Now lets look at the code snippet below and try to understand its output.

String s1 = "Hello World";  
String s2 = "Hello World";  
System.out.println(s1.equals(s2)); // true  
System.out.println(s1 == s2);      // true   

As we know, in case of strings, .equals() compares the values of two strings and hence s1.equals(s2) will return true. We also know that String is a reference type and for reference types == checks if two references point to the same object. Since string literals are automatically interned therefore s1 and s2 will have the references to the same string object in the string pool. This explains why s1 == s2 will also return true.

This was all about comparing string literals. But what happens when you explicitly create instances of class String using the new() operator. In this case, the strings won’t be automatically interned. Every string created using the new() operator will be allocated a separate space in the heap. This explains the output of the code snippet given below:

String s1 = new String("Hello World");  
String s2 = new String("Hello World");  
System.out.println(s1.equals(s2)); // true  
System.out.println(s1 == s2);      // false. s1 and s2 point to different objects 

If you want to intern the strings created using new() you will have to manually invoke the intern() method. Like this-

String s1 = new String("Hello World");  
s1.intern();

When intern() is invoked on string s1, JVM checks if the string pool already contains a string equal to “Hello World”. If yes, then the reference to this string object is returned from the pool. Else, this String object is added to the string pool and a reference to this newly added String object is returned.

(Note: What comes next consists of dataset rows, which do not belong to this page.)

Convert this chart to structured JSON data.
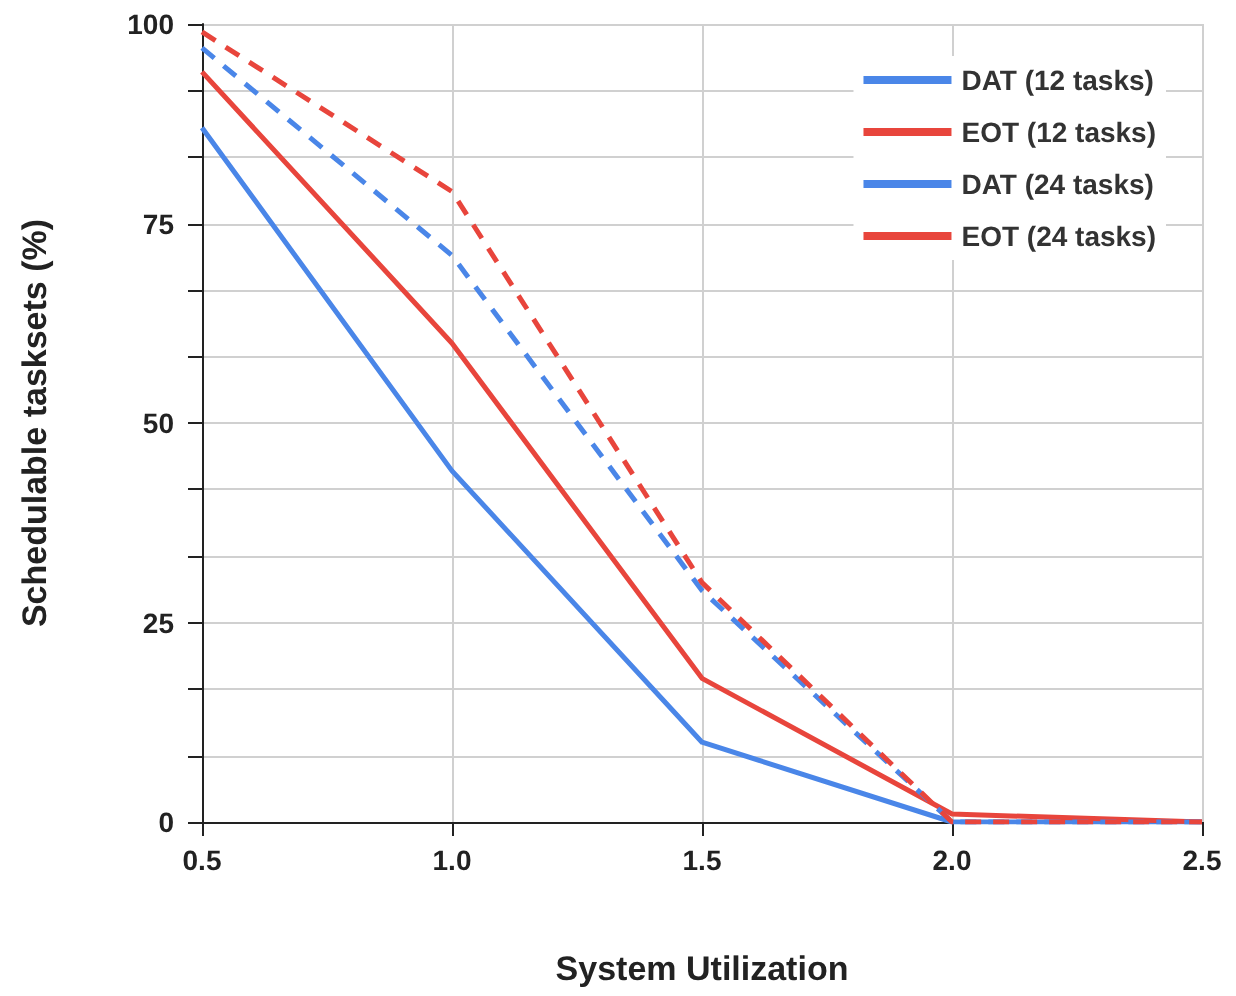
{
  "chart_data": {
    "type": "line",
    "xlabel": "System Utilization",
    "ylabel": "Schedulable tasksets (%)",
    "x": [
      0.5,
      1.0,
      1.5,
      2.0,
      2.5
    ],
    "series": [
      {
        "name": "DAT (12 tasks)",
        "color": "#4a86e8",
        "line_style": "solid",
        "values": [
          87,
          44,
          10,
          0,
          0
        ]
      },
      {
        "name": "EOT (12 tasks)",
        "color": "#e8453c",
        "line_style": "solid",
        "values": [
          94,
          60,
          18,
          1,
          0
        ]
      },
      {
        "name": "DAT (24 tasks)",
        "color": "#4a86e8",
        "line_style": "dashed",
        "values": [
          97,
          71,
          29,
          0,
          0
        ]
      },
      {
        "name": "EOT (24 tasks)",
        "color": "#e8453c",
        "line_style": "dashed",
        "values": [
          99,
          79,
          30,
          0,
          0
        ]
      }
    ],
    "xlim": [
      0.5,
      2.5
    ],
    "xticks": [
      {
        "value": 0.5,
        "label": "0.5"
      },
      {
        "value": 1.0,
        "label": "1.0"
      },
      {
        "value": 1.5,
        "label": "1.5"
      },
      {
        "value": 2.0,
        "label": "2.0"
      },
      {
        "value": 2.5,
        "label": "2.5"
      }
    ],
    "ylim": [
      0,
      100
    ],
    "yticks": [
      0,
      {
        "value": 8.3,
        "label": null
      },
      {
        "value": 16.7,
        "label": null
      },
      25,
      {
        "value": 33.3,
        "label": null
      },
      {
        "value": 41.7,
        "label": null
      },
      50,
      {
        "value": 58.3,
        "label": null
      },
      {
        "value": 66.7,
        "label": null
      },
      75,
      {
        "value": 83.3,
        "label": null
      },
      {
        "value": 91.7,
        "label": null
      },
      100
    ],
    "grid": true,
    "legend": "top right",
    "marker": "none"
  }
}
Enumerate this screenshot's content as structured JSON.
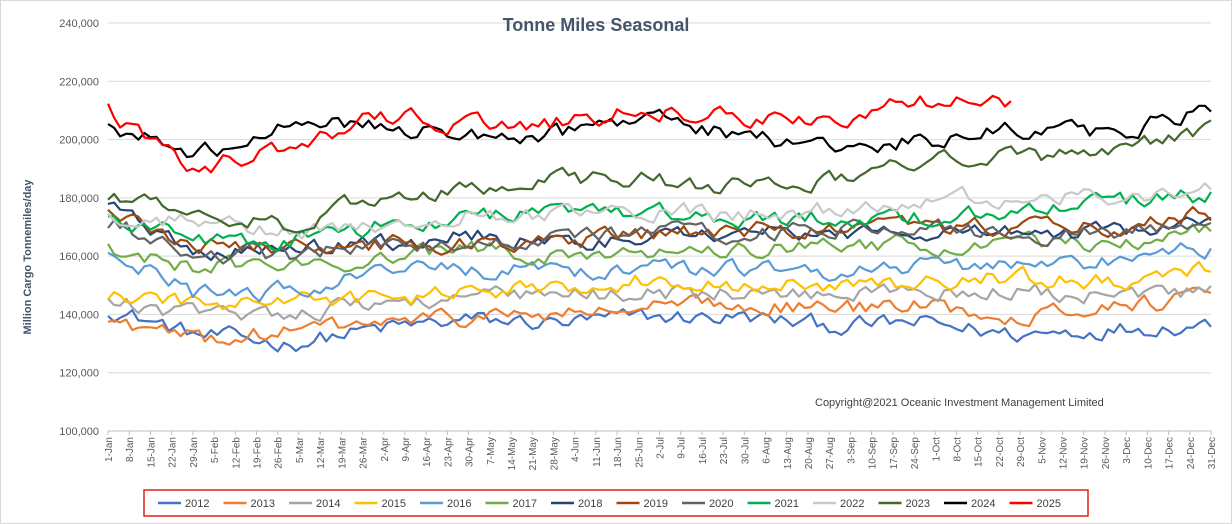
{
  "chart_data": {
    "type": "line",
    "title": "Tonne Miles Seasonal",
    "ylabel": "Million Cargo Tonnemiles/day",
    "xlabel": "",
    "ylim": [
      100000,
      240000
    ],
    "yticks": [
      100000,
      120000,
      140000,
      160000,
      180000,
      200000,
      220000,
      240000
    ],
    "ytick_labels": [
      "100,000",
      "120,000",
      "140,000",
      "160,000",
      "180,000",
      "200,000",
      "220,000",
      "240,000"
    ],
    "x_day_range": [
      1,
      365
    ],
    "x_labels": [
      "1-Jan",
      "8-Jan",
      "15-Jan",
      "22-Jan",
      "29-Jan",
      "5-Feb",
      "12-Feb",
      "19-Feb",
      "26-Feb",
      "5-Mar",
      "12-Mar",
      "19-Mar",
      "26-Mar",
      "2-Apr",
      "9-Apr",
      "16-Apr",
      "23-Apr",
      "30-Apr",
      "7-May",
      "14-May",
      "21-May",
      "28-May",
      "4-Jun",
      "11-Jun",
      "18-Jun",
      "25-Jun",
      "2-Jul",
      "9-Jul",
      "16-Jul",
      "23-Jul",
      "30-Jul",
      "6-Aug",
      "13-Aug",
      "20-Aug",
      "27-Aug",
      "3-Sep",
      "10-Sep",
      "17-Sep",
      "24-Sep",
      "1-Oct",
      "8-Oct",
      "15-Oct",
      "22-Oct",
      "29-Oct",
      "5-Nov",
      "12-Nov",
      "19-Nov",
      "26-Nov",
      "3-Dec",
      "10-Dec",
      "17-Dec",
      "24-Dec",
      "31-Dec"
    ],
    "grid": "horizontal",
    "legend": "bottom",
    "annotation": "Copyright@2021 Oceanic Investment Management Limited",
    "series": [
      {
        "name": "2012",
        "color": "#4472c4",
        "x": [
          1,
          30,
          60,
          90,
          120,
          150,
          180,
          210,
          240,
          270,
          300,
          330,
          365
        ],
        "values": [
          142000,
          133000,
          130000,
          135000,
          138000,
          137000,
          139000,
          139000,
          136000,
          137000,
          133000,
          135000,
          137000
        ]
      },
      {
        "name": "2013",
        "color": "#ed7d31",
        "x": [
          1,
          30,
          60,
          90,
          120,
          150,
          180,
          210,
          240,
          270,
          300,
          330,
          365
        ],
        "values": [
          138000,
          131000,
          134000,
          137000,
          139000,
          140000,
          142000,
          144000,
          142000,
          143000,
          140000,
          143000,
          146000
        ]
      },
      {
        "name": "2014",
        "color": "#a5a5a5",
        "x": [
          1,
          30,
          60,
          90,
          120,
          150,
          180,
          210,
          240,
          270,
          300,
          330,
          365
        ],
        "values": [
          144000,
          140000,
          141000,
          144000,
          146000,
          146000,
          148000,
          147000,
          147000,
          148000,
          148000,
          146000,
          147000
        ]
      },
      {
        "name": "2015",
        "color": "#ffc000",
        "x": [
          1,
          30,
          60,
          90,
          120,
          150,
          180,
          210,
          240,
          270,
          300,
          330,
          365
        ],
        "values": [
          147000,
          143000,
          145000,
          145000,
          147000,
          150000,
          152000,
          151000,
          149000,
          151000,
          153000,
          151000,
          155000
        ]
      },
      {
        "name": "2016",
        "color": "#5b9bd5",
        "x": [
          1,
          30,
          60,
          90,
          120,
          150,
          180,
          210,
          240,
          270,
          300,
          330,
          365
        ],
        "values": [
          161000,
          147000,
          148000,
          155000,
          155000,
          155000,
          155000,
          156000,
          155000,
          157000,
          157000,
          158000,
          163000
        ]
      },
      {
        "name": "2017",
        "color": "#70ad47",
        "x": [
          1,
          30,
          60,
          90,
          120,
          150,
          180,
          210,
          240,
          270,
          300,
          330,
          365
        ],
        "values": [
          162000,
          156000,
          157000,
          159000,
          162000,
          161000,
          162000,
          163000,
          164000,
          164000,
          164000,
          165000,
          169000
        ]
      },
      {
        "name": "2018",
        "color": "#264478",
        "x": [
          1,
          30,
          60,
          90,
          120,
          150,
          180,
          210,
          240,
          270,
          300,
          330,
          365
        ],
        "values": [
          179000,
          162000,
          161000,
          164000,
          167000,
          165000,
          167000,
          168000,
          168000,
          169000,
          168000,
          168000,
          172000
        ]
      },
      {
        "name": "2019",
        "color": "#9e480e",
        "x": [
          1,
          30,
          60,
          90,
          120,
          150,
          180,
          210,
          240,
          270,
          300,
          330,
          365
        ],
        "values": [
          175000,
          164000,
          162000,
          164000,
          165000,
          164000,
          168000,
          169000,
          169000,
          170000,
          170000,
          170000,
          174000
        ]
      },
      {
        "name": "2020",
        "color": "#636363",
        "x": [
          1,
          30,
          60,
          90,
          120,
          150,
          180,
          210,
          240,
          270,
          300,
          330,
          365
        ],
        "values": [
          172000,
          161000,
          160000,
          163000,
          165000,
          166000,
          169000,
          168000,
          169000,
          169000,
          168000,
          168000,
          172000
        ]
      },
      {
        "name": "2021",
        "color": "#00b050",
        "x": [
          1,
          30,
          60,
          90,
          120,
          150,
          180,
          210,
          240,
          270,
          300,
          330,
          365
        ],
        "values": [
          174000,
          166000,
          165000,
          170000,
          174000,
          174000,
          176000,
          173000,
          173000,
          173000,
          175000,
          178000,
          181000
        ]
      },
      {
        "name": "2022",
        "color": "#c9c9c9",
        "x": [
          1,
          30,
          60,
          90,
          120,
          150,
          180,
          210,
          240,
          270,
          300,
          330,
          365
        ],
        "values": [
          173000,
          172000,
          168000,
          171000,
          174000,
          174000,
          176000,
          174000,
          176000,
          178000,
          181000,
          181000,
          182000
        ]
      },
      {
        "name": "2023",
        "color": "#43682b",
        "x": [
          1,
          30,
          60,
          90,
          120,
          150,
          180,
          210,
          240,
          270,
          300,
          330,
          365
        ],
        "values": [
          181000,
          176000,
          170000,
          181000,
          184000,
          186000,
          186000,
          184000,
          186000,
          192000,
          195000,
          194000,
          204000
        ]
      },
      {
        "name": "2024",
        "color": "#000000",
        "x": [
          1,
          30,
          60,
          90,
          120,
          150,
          180,
          210,
          240,
          270,
          300,
          330,
          365
        ],
        "values": [
          205000,
          194000,
          206000,
          205000,
          202000,
          202000,
          207000,
          201000,
          198000,
          200000,
          203000,
          202000,
          210000
        ]
      },
      {
        "name": "2025",
        "color": "#ff0000",
        "x": [
          1,
          30,
          60,
          90,
          120,
          150,
          180,
          210,
          240,
          270,
          300
        ],
        "values": [
          210000,
          190000,
          198000,
          208000,
          205000,
          206000,
          211000,
          207000,
          208000,
          213000,
          212000
        ]
      }
    ]
  }
}
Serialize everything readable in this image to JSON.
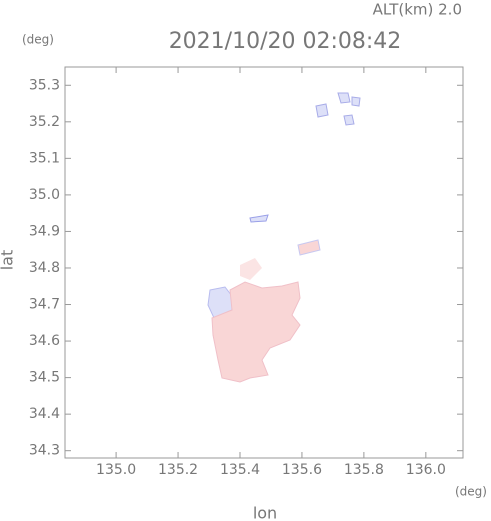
{
  "chart_data": {
    "type": "map",
    "title": "2021/10/20 02:08:42",
    "subtitle": "ALT(km) 2.0",
    "x_label": "lon",
    "y_label": "lat",
    "x_unit": "(deg)",
    "y_unit": "(deg)",
    "xlim": [
      134.835,
      136.12
    ],
    "ylim": [
      34.28,
      35.35
    ],
    "xticks": [
      {
        "value": 135.0,
        "label": "135.0"
      },
      135.2,
      135.4,
      135.6,
      135.8,
      {
        "value": 136.0,
        "label": "136.0"
      }
    ],
    "yticks": [
      35.3,
      35.2,
      35.1,
      {
        "value": 35.0,
        "label": "35.0"
      },
      34.9,
      34.8,
      34.7,
      34.6,
      34.5,
      34.4,
      34.3
    ]
  }
}
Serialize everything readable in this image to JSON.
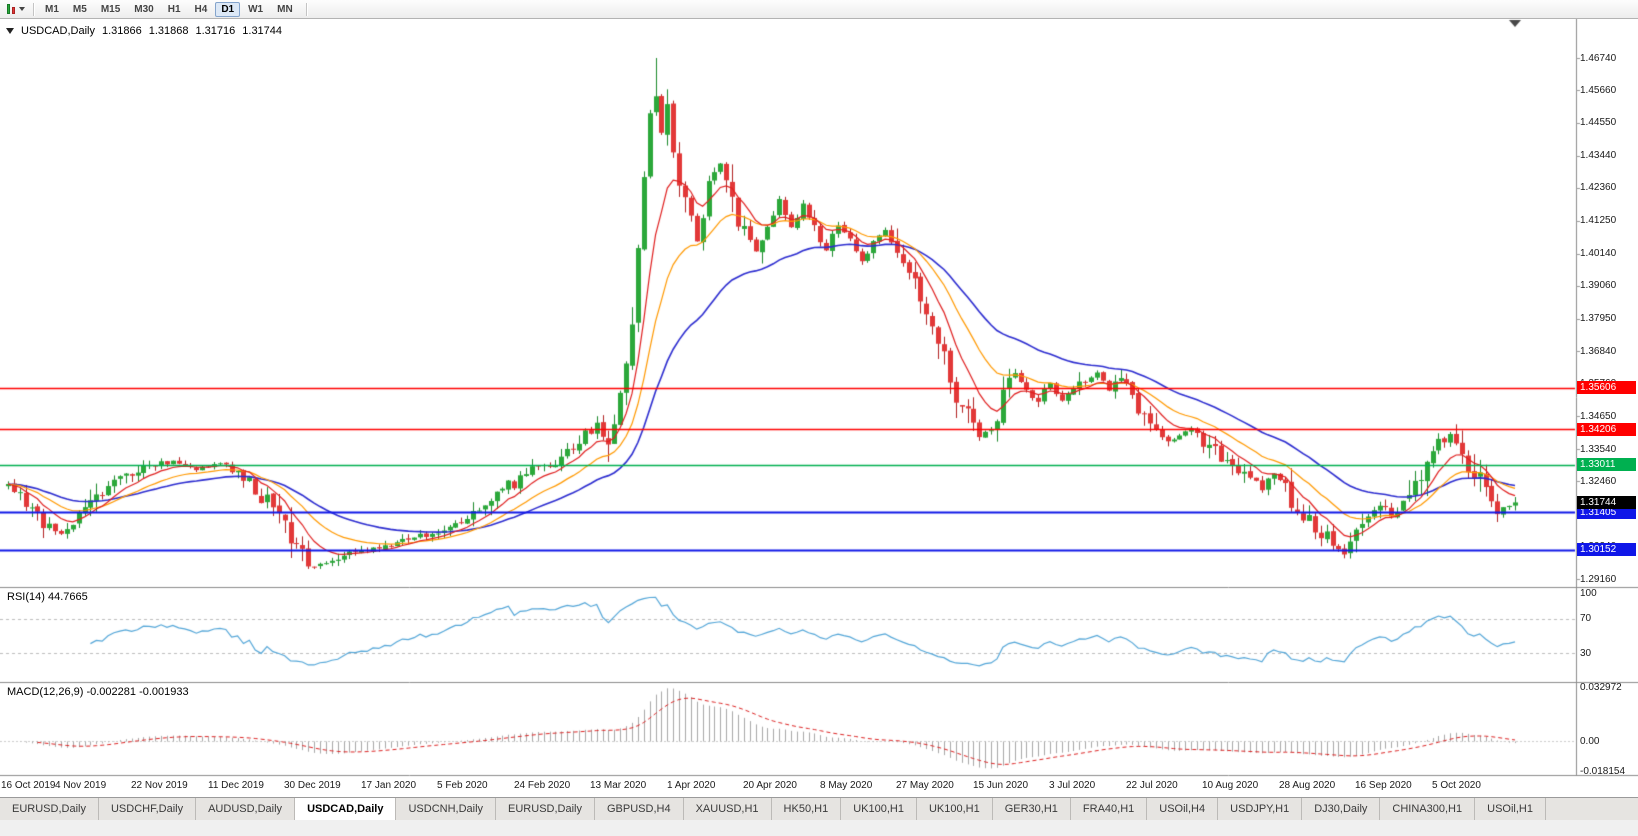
{
  "toolbar": {
    "timeframes": [
      "M1",
      "M5",
      "M15",
      "M30",
      "H1",
      "H4",
      "D1",
      "W1",
      "MN"
    ],
    "active_timeframe": "D1"
  },
  "chart": {
    "symbol_title": "USDCAD,Daily",
    "ohlc": {
      "open": "1.31866",
      "high": "1.31868",
      "low": "1.31716",
      "close": "1.31744"
    }
  },
  "chart_data": {
    "type": "candlestick",
    "symbol": "USDCAD",
    "timeframe": "Daily",
    "bar_count": 257,
    "bars_per_label": 13,
    "x_labels": [
      "16 Oct 2019",
      "4 Nov 2019",
      "22 Nov 2019",
      "11 Dec 2019",
      "30 Dec 2019",
      "17 Jan 2020",
      "5 Feb 2020",
      "24 Feb 2020",
      "13 Mar 2020",
      "1 Apr 2020",
      "20 Apr 2020",
      "8 May 2020",
      "27 May 2020",
      "15 Jun 2020",
      "3 Jul 2020",
      "22 Jul 2020",
      "10 Aug 2020",
      "28 Aug 2020",
      "16 Sep 2020",
      "5 Oct 2020"
    ],
    "price_axis_ticks": [
      "1.46740",
      "1.45660",
      "1.44550",
      "1.43440",
      "1.42360",
      "1.41250",
      "1.40140",
      "1.39060",
      "1.37950",
      "1.36840",
      "1.35760",
      "1.34650",
      "1.33540",
      "1.32460",
      "1.31350",
      "1.30240",
      "1.29160"
    ],
    "price_anchors": [
      [
        0,
        1.323
      ],
      [
        3,
        1.3165
      ],
      [
        6,
        1.311
      ],
      [
        9,
        1.3062
      ],
      [
        12,
        1.3125
      ],
      [
        16,
        1.3205
      ],
      [
        20,
        1.3258
      ],
      [
        24,
        1.3298
      ],
      [
        28,
        1.3312
      ],
      [
        32,
        1.3288
      ],
      [
        36,
        1.3308
      ],
      [
        39,
        1.3282
      ],
      [
        42,
        1.3225
      ],
      [
        45,
        1.3152
      ],
      [
        48,
        1.3062
      ],
      [
        51,
        1.2978
      ],
      [
        53,
        1.2958
      ],
      [
        57,
        1.2992
      ],
      [
        61,
        1.3012
      ],
      [
        65,
        1.3035
      ],
      [
        69,
        1.3058
      ],
      [
        73,
        1.3078
      ],
      [
        77,
        1.3098
      ],
      [
        81,
        1.3158
      ],
      [
        85,
        1.3228
      ],
      [
        89,
        1.3288
      ],
      [
        92,
        1.3306
      ],
      [
        94,
        1.3322
      ],
      [
        97,
        1.3388
      ],
      [
        100,
        1.3428
      ],
      [
        102,
        1.3392
      ],
      [
        104,
        1.3532
      ],
      [
        106,
        1.3772
      ],
      [
        107,
        1.401
      ],
      [
        108,
        1.4282
      ],
      [
        109,
        1.4492
      ],
      [
        110,
        1.456
      ],
      [
        111,
        1.4422
      ],
      [
        112,
        1.4555
      ],
      [
        113,
        1.4378
      ],
      [
        115,
        1.4182
      ],
      [
        117,
        1.4052
      ],
      [
        119,
        1.4232
      ],
      [
        121,
        1.4318
      ],
      [
        123,
        1.4182
      ],
      [
        125,
        1.4082
      ],
      [
        127,
        1.4012
      ],
      [
        129,
        1.4122
      ],
      [
        131,
        1.4192
      ],
      [
        133,
        1.4102
      ],
      [
        135,
        1.4172
      ],
      [
        137,
        1.4102
      ],
      [
        139,
        1.4032
      ],
      [
        141,
        1.4112
      ],
      [
        143,
        1.4062
      ],
      [
        145,
        1.3982
      ],
      [
        147,
        1.4052
      ],
      [
        149,
        1.4098
      ],
      [
        151,
        1.4022
      ],
      [
        153,
        1.3942
      ],
      [
        155,
        1.3872
      ],
      [
        157,
        1.3762
      ],
      [
        159,
        1.3662
      ],
      [
        161,
        1.3542
      ],
      [
        163,
        1.3472
      ],
      [
        165,
        1.3402
      ],
      [
        167,
        1.3432
      ],
      [
        169,
        1.3532
      ],
      [
        171,
        1.3612
      ],
      [
        173,
        1.3552
      ],
      [
        175,
        1.3522
      ],
      [
        177,
        1.3572
      ],
      [
        179,
        1.3522
      ],
      [
        181,
        1.3548
      ],
      [
        183,
        1.3592
      ],
      [
        185,
        1.3612
      ],
      [
        187,
        1.3562
      ],
      [
        189,
        1.3582
      ],
      [
        191,
        1.3532
      ],
      [
        193,
        1.3482
      ],
      [
        195,
        1.3412
      ],
      [
        197,
        1.3372
      ],
      [
        199,
        1.3396
      ],
      [
        201,
        1.3422
      ],
      [
        203,
        1.3376
      ],
      [
        205,
        1.3346
      ],
      [
        207,
        1.3312
      ],
      [
        209,
        1.3292
      ],
      [
        211,
        1.3256
      ],
      [
        213,
        1.3226
      ],
      [
        215,
        1.3262
      ],
      [
        217,
        1.3216
      ],
      [
        219,
        1.3162
      ],
      [
        221,
        1.3106
      ],
      [
        223,
        1.3072
      ],
      [
        225,
        1.3036
      ],
      [
        227,
        1.3008
      ],
      [
        229,
        1.3062
      ],
      [
        231,
        1.3122
      ],
      [
        233,
        1.3156
      ],
      [
        235,
        1.3136
      ],
      [
        237,
        1.3176
      ],
      [
        239,
        1.3226
      ],
      [
        241,
        1.3302
      ],
      [
        243,
        1.3372
      ],
      [
        245,
        1.3402
      ],
      [
        247,
        1.3342
      ],
      [
        249,
        1.3282
      ],
      [
        251,
        1.3212
      ],
      [
        253,
        1.3146
      ],
      [
        255,
        1.3168
      ],
      [
        256,
        1.31744
      ]
    ],
    "candle_up_color": "#2ba83a",
    "candle_down_color": "#e23838",
    "moving_averages": [
      {
        "period": 8,
        "method": "ema",
        "color": "#e02020"
      },
      {
        "period": 17,
        "method": "ema",
        "color": "#ff9900"
      },
      {
        "period": 34,
        "method": "ema",
        "color": "#2d2dd0"
      }
    ],
    "levels": [
      {
        "label": "1.35606",
        "price": 1.35606,
        "color": "#ff0000",
        "width": 1.5
      },
      {
        "label": "1.34206",
        "price": 1.34206,
        "color": "#ff0000",
        "width": 1.5
      },
      {
        "label": "1.33011",
        "price": 1.33011,
        "color": "#00b050",
        "width": 1.5
      },
      {
        "label": "1.31405",
        "price": 1.31405,
        "color": "#0f16e8",
        "width": 2
      },
      {
        "label": "1.30152",
        "price": 1.30152,
        "color": "#0f16e8",
        "width": 2
      }
    ],
    "current_price": {
      "label": "1.31744",
      "value": 1.31744,
      "color": "#000000"
    },
    "rsi": {
      "label": "RSI(14) 44.7665",
      "period": 14,
      "current": 44.7665,
      "dashed_levels": [
        70,
        30
      ],
      "axis_labels": [
        {
          "value": 100,
          "text": "100"
        },
        {
          "value": 70,
          "text": "70"
        },
        {
          "value": 30,
          "text": "30"
        }
      ],
      "color": "#53a6d8"
    },
    "macd": {
      "label": "MACD(12,26,9) -0.002281 -0.001933",
      "fast": 12,
      "slow": 26,
      "signal": 9,
      "main_value": -0.002281,
      "signal_value": -0.001933,
      "axis_max": 0.032972,
      "axis_min": -0.018154,
      "axis_labels": [
        {
          "value": 0.032972,
          "text": "0.032972"
        },
        {
          "value": 0.0,
          "text": "0.00"
        },
        {
          "value": -0.018154,
          "text": "-0.018154"
        }
      ],
      "histogram_color": "#a8a8a8",
      "signal_color": "#dd2222"
    }
  },
  "tabs": {
    "items": [
      {
        "label": "EURUSD,Daily",
        "active": false
      },
      {
        "label": "USDCHF,Daily",
        "active": false
      },
      {
        "label": "AUDUSD,Daily",
        "active": false
      },
      {
        "label": "USDCAD,Daily",
        "active": true
      },
      {
        "label": "USDCNH,Daily",
        "active": false
      },
      {
        "label": "EURUSD,Daily",
        "active": false
      },
      {
        "label": "GBPUSD,H4",
        "active": false
      },
      {
        "label": "XAUUSD,H1",
        "active": false
      },
      {
        "label": "HK50,H1",
        "active": false
      },
      {
        "label": "UK100,H1",
        "active": false
      },
      {
        "label": "UK100,H1",
        "active": false
      },
      {
        "label": "GER30,H1",
        "active": false
      },
      {
        "label": "FRA40,H1",
        "active": false
      },
      {
        "label": "USOil,H4",
        "active": false
      },
      {
        "label": "USDJPY,H1",
        "active": false
      },
      {
        "label": "DJ30,Daily",
        "active": false
      },
      {
        "label": "CHINA300,H1",
        "active": false
      },
      {
        "label": "USOil,H1",
        "active": false
      }
    ]
  }
}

Lets see the code snippet below and try to understand the output:

String s1 = new String("Hello World"); //s1 is created on the heap  
String s2 = s1.intern();  //s1 is added to the string pool and s2 stores its reference  
String s3 = "Hello World";  //s3 will point to the already interned string s2   

System.out.println(s1 == s3);      // false  
System.out.println(s1 == s2);      // false  
System.out.println(s2 == s3);      // true

In the above code snippet, when we create the string literal s3 (String s3 = "Hello World") , first the string pool will be searched for “Hello World”. Since “Hello World” was already manually interned in the previous step (String s2 = s1.intern()) the reference to the already interned string will be given to s3. Eventually both s2 and s3 will point to the same string object in the string pool and hence s2 == s3 will return true.

I recommend not to use == for comparing String values in Java. Instead use .equals().

Extra: For those who also code in C# (like me), here is small information on how == differs when comparing strings.

In C#

For predefined value types, == returns true if the values of its operands are equal. (this is same as Java)

For reference types other than string, == returns true if its two operands refer to the same object. For the string type, == compares the values of the strings. (this behavior is different from Java)

Here are some code snippets to understand the behavior of == in C#:

var x = new StringBuilder("Hello World");    
var y = new StringBuilder("Hello World");    
Console.WriteLine(x == y); //False

Reason for the above output: Both x and y point to different objects

var x = new StringBuilder("Hello World").ToString();    
var y = new StringBuilder("Hello World").ToString();
Console.WriteLine(x == y); //True

Reason for the above output: x and y are now strings and hence == will compare their values.

Like in Java, in C# too .Equals() compares the values of two strings.